Enfin le soleil de l’été ! Munie de votre serviette
de plage, vous êtes bien décidée à ramener
de vos vacances un teint hâlé que vous envieront vos collègues
de bureau. Mais dès les premières expositions, des petits
boutons qui chatouillent apparaissent...
Véritable plaie des adeptes du bain de soleil, cette réaction
de la peau au soleil est relativement fréquente. Egalement appelée
lucite estivale bénigne (LEB), elle n’a finalement d’estival
que le nom, car elle peut survenir lors d’expositions aux rayonnements
solaires à n’importe quel moment de l’année.
Bronzage
réactif
Selon le Dr. Césarini, "on ne peut pas parler d’allergie à proprement
parler mais plutôt d’une réaction toxique locale.

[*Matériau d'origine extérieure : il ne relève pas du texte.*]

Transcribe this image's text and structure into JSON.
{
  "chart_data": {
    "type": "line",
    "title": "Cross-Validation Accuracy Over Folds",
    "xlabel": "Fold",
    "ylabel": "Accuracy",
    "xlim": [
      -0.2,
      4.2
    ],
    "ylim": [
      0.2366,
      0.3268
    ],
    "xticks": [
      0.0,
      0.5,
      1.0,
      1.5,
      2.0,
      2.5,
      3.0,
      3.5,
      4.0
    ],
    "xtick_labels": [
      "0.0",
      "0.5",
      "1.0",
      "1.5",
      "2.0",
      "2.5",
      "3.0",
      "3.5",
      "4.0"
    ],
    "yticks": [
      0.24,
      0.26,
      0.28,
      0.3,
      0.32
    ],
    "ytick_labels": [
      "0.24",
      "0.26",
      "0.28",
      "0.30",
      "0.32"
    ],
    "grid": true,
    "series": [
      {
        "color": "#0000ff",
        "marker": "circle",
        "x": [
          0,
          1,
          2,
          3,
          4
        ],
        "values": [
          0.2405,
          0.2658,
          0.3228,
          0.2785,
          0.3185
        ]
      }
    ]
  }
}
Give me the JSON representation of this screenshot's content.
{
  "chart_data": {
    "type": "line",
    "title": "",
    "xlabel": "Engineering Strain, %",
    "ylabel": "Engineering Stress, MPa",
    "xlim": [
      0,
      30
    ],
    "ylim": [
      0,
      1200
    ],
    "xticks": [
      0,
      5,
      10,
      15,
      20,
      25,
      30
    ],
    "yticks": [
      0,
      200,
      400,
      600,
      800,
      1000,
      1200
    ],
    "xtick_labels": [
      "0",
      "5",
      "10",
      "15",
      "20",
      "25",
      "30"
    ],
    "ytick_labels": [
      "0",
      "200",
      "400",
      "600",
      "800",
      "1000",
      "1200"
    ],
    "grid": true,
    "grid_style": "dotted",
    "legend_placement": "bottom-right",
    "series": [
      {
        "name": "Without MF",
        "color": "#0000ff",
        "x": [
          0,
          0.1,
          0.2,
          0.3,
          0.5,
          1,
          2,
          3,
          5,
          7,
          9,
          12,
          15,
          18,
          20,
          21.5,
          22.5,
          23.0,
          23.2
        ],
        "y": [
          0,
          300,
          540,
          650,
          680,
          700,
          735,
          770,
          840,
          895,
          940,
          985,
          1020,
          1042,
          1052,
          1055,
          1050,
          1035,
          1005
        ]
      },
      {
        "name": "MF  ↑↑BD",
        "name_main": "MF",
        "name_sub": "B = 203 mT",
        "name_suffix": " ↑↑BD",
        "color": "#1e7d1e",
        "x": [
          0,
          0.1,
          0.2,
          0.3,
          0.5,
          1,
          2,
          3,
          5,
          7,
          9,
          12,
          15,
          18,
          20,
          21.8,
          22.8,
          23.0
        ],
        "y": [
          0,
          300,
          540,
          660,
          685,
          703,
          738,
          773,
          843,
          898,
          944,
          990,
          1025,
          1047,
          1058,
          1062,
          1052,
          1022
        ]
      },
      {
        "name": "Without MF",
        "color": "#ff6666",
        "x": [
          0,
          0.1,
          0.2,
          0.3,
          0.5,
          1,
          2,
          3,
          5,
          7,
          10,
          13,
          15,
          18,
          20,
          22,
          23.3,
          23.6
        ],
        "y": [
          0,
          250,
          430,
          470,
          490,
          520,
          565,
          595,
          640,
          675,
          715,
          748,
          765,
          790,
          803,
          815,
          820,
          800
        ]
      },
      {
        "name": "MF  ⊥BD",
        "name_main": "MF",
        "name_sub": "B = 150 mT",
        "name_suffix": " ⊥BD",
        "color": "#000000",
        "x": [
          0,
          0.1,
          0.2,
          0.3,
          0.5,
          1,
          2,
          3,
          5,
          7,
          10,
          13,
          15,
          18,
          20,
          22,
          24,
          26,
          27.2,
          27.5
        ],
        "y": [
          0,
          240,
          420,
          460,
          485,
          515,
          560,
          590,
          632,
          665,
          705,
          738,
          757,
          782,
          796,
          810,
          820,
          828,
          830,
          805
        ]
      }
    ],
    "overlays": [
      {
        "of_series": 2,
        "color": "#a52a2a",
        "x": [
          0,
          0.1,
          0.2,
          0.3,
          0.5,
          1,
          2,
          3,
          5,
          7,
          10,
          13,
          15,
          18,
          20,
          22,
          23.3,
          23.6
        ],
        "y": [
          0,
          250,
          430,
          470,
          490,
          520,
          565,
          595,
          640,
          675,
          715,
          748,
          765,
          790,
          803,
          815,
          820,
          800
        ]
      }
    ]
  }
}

Ainsi, les symptômes de la lucite estivale bénigne sont
directement proportionnels à la quantité de rayonnements
solaires reçue".
Après la deuxième ou troisième exposition, ce
problème de peau se manifeste par l’éruption de
petits boutons et taches rouges sur les parties exposées au
soleil. Epargnant généralement le visage, ces manifestations
cutanées préfèrent le décolleté,
le cou, les avant-bras, les épaules et le dessus des pieds.
La lucite estivale bénigne peut entraîner d’importantes
démangeaisons, au point de priver de sommeil certaines personnes.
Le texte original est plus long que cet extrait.